Kage Baker was an intensely empathic person. She was so keenly aware of other people’s feelings that she tended to shut down and ignore them, just to survive contact. This got her a reputation with some folks as being cold, distant or uninterested – and then the same people would wonder how she wrote such interesting and detailed characters.
The truth was that she was quite aware of other people’s feelings, moods, attitudes: she just couldn’t cope with ’em. Those who had the opportunity to get close to her found out that she was a deeply emotional and empathic person; but you had to get through a lot psychic defenses to reach that part of Kage. And those battlements were manned and armed round the clock.
I, as primary War Lady, was always on the lookout for what Kage called “psychic vampires.” A lot of our other friends would also form entourages at conventions and the like, to keep her safe: Wayne and Neassa were especially good at it. Though there was one book signing where only a frantic signal from Kage herself prevented Wayne, Mongo and I from taking out a lurking fellow in a trench coat: who turned out to be a shy publisher …

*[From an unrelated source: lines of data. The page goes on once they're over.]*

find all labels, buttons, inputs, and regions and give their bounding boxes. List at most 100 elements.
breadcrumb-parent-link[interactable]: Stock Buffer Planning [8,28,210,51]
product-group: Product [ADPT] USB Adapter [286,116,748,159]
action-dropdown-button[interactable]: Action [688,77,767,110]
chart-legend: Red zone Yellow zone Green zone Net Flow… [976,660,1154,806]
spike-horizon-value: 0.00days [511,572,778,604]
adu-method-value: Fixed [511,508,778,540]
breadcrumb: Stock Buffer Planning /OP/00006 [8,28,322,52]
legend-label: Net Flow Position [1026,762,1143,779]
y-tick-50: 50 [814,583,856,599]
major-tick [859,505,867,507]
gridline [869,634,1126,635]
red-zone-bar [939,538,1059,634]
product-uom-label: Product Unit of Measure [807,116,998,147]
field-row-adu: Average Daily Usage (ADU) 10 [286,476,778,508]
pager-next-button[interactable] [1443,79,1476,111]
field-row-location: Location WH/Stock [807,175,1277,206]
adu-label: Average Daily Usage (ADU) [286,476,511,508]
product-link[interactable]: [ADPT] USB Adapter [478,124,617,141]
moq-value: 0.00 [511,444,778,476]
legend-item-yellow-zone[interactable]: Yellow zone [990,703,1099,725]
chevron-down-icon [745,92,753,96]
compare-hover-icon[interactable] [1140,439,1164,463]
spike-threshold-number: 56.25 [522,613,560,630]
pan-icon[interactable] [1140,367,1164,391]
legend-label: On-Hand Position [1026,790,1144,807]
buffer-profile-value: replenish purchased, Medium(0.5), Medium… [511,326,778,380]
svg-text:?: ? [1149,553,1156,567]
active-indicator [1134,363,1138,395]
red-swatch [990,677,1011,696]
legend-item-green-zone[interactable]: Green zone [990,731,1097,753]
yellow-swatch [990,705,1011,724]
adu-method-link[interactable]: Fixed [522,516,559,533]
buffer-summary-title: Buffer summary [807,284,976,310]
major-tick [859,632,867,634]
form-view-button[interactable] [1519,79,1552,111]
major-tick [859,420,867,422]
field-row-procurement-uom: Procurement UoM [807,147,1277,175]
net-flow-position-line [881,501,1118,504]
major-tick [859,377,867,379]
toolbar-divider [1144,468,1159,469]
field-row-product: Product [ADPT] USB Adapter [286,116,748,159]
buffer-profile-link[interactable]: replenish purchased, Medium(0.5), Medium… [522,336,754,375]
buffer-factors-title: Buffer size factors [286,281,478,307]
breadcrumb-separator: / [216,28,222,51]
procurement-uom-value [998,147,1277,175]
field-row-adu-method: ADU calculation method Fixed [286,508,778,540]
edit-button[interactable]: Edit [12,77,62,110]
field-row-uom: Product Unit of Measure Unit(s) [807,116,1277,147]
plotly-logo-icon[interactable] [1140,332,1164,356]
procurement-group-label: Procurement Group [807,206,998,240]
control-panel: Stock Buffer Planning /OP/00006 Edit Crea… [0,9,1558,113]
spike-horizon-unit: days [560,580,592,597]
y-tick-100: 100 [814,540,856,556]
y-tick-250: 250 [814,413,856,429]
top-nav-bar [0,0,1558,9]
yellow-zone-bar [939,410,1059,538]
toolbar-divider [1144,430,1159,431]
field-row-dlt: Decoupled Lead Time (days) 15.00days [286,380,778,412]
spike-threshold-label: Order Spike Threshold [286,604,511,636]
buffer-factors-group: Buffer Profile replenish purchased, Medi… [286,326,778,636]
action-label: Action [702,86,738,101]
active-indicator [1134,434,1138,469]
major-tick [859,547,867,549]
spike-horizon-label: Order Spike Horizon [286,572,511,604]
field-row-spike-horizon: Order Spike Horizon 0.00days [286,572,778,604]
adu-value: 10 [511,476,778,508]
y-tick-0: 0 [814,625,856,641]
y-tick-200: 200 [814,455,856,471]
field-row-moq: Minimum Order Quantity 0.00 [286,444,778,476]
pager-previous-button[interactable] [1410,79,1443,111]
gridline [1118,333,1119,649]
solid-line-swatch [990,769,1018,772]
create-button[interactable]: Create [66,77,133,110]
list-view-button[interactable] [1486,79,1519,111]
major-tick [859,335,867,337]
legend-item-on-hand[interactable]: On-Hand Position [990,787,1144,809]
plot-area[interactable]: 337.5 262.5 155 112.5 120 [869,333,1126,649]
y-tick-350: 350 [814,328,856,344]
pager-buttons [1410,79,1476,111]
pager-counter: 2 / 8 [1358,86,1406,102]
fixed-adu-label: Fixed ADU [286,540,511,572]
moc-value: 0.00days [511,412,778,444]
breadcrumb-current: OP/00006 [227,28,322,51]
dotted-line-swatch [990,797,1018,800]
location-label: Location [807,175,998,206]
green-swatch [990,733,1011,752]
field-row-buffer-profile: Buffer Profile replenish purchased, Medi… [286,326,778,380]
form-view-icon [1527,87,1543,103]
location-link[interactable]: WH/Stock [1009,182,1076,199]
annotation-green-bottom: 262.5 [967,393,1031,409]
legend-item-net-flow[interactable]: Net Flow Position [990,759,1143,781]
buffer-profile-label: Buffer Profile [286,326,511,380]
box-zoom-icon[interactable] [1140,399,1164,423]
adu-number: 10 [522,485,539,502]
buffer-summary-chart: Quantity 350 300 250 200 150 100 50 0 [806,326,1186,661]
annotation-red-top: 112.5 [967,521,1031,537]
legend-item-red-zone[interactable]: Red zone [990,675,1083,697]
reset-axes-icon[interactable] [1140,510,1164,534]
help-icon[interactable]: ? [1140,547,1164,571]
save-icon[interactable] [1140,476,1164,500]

Kage felt, though, that a lot of people’s thoughts and feelings snuck in through forgotten doors and carelessly opened windows in her head. She maintained that the greater portion of her mind was given over to processing other people’s memories, and so she was never sure whose life she was recalling. All her characters were running around in her mind, all the time, demanding her attention with varying degrees of politesse or noise – plus, she remembered almost everything she read, heard or saw. Kage professed to be often unsure if she was recalling a personal memory or a piece of research.
To tell you the truth, she often didn’t care very much, either. If it came down to it, she could accurately identify memories of 1940’2 Cairo with stories Daddy told her, and not actual memories of wandering the souk at dusk, shadowing a German soldier. But she didn’t always bother. She felt it didn’t matter. They were such interesting memories, after all.
She said she was a palimpset. An Aoleian harp hung in a tree to sound randomly. A spiritualist’s trumpet, floating absurdly in midair and playing music hall melodies. She rather liked that image, in fact.
What she was not, though, was a fuzzy sentimentalist. She avoided giving advice to strangers whenever possible; the intimacy horrified her. She would advise and comfort friends and family, but it was more likely to be along the lines of “Wash your face and have a drink” than hand-holding and sympathetic tears. And if Kage thought you’d been an idiot in your own woes, she would tell you straight out.
Nonetheless. I never had a real sorrow that she did not try to comfort. Though she was paralytically shy, she would spring physically to my defense when I needed it. And it was Kage who dealt with most of the problems caused by my depression, and made me get help. She couldn’t remember to take her own vitamins, but she knew the level of my meds to a nicety. Kage saved my life more than once.
I have been depressed lately – ha ha, what a surprise! Those who also wrestle with this particular demon, you doubtless know it has its special seasons. They vary from one to the next of us, but we all know when the Black Beast is most likely to come slinking along to piss on our doorsteps. This being one of my seasons, I want to thank you all for being patient, for listening to me bitch and moan, for offering your kindness and affection and encouragement. It really, really helps. And though I am unsure why Athene seems to have recommended my use of spinning tire rims, I cannot deny they would be sporty …
Anyway, I am better today, and will be better yet. Thank you, Dear Readers.